> (1) They narrowed down the source of the failure using "acoustic triangulation", which, I think, is essentially using sound sensors (accelerometers?) located at various locations to pinpoint the location of the failure in 3D space.
An accelerometer is a poor device for doing acoustic measurement. At best, it can measure how the surface the accel is attached to responds to the acoustic environment (and that's only if the accel has a very high frequency response and is conditioned and sampled appropriately). For this kind of work they probably wanted to measure dynamic pressures within the tank, which they would most likely do with microphones. Other than that you have exactly the right idea.
Well depends on their bandwidth. An accelerometer is essentially indistinguishable microphone also capable of detecting sounds all the way "DC" sound (where 'sound' is applied force on the accelerometer itself rather than a pressure plate that reacts to air pressure) -- if it's sampling rate is fast enough and it is coupled to the structure (i.e. the coupling system also has enough bandwidth) it is an acoustic sensor.
Of course, a microphone was designed with high bandwidth in mind, while accelerometers probably value more precision around the DC input.
Not all accelerometers have usable response at DC. The accels I have on my platform for dynamics measurement (high structural vibration and flutter) are meant to be AC coupled, for example. At rest they may give some garbage reading, but when they're vibrating, they accurately measure how the structure is responding.

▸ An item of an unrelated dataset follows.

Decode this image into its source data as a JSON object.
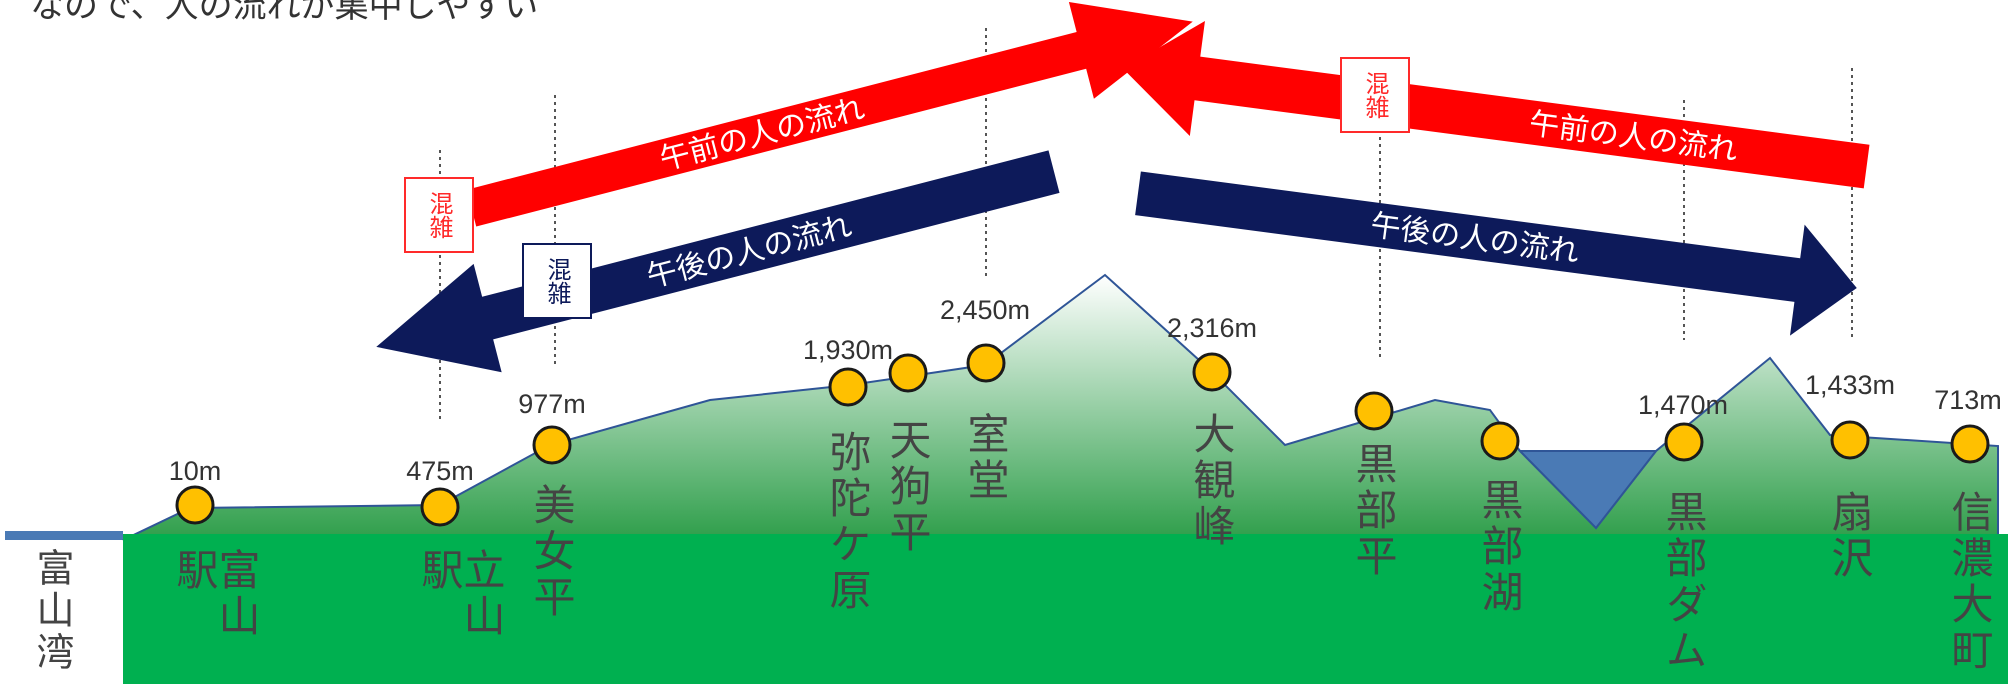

Your point remains though, if the accel has appropriate frequency response and is properly conditioned and sampled at a high enough rate, acoustic measurement is possible. What I was trying to say (maybe poorly) is that an accelerometer would not be my first choice for doing such work. But in the aftermath of an event like this, the data may be (and was, it sounds like) usable for such purposes.
An accelerometer is a poor device for doing acoustic measurement. At best, it can measure how the surface the accel is attached to responds to the acoustic environment (and that's only if the accel has a very high frequency response and is conditioned and sampled appropriately). For this kind of work they probably wanted to measure dynamic pressures within the tank, which they would most likely do with microphones. Other than that you have exactly the right idea.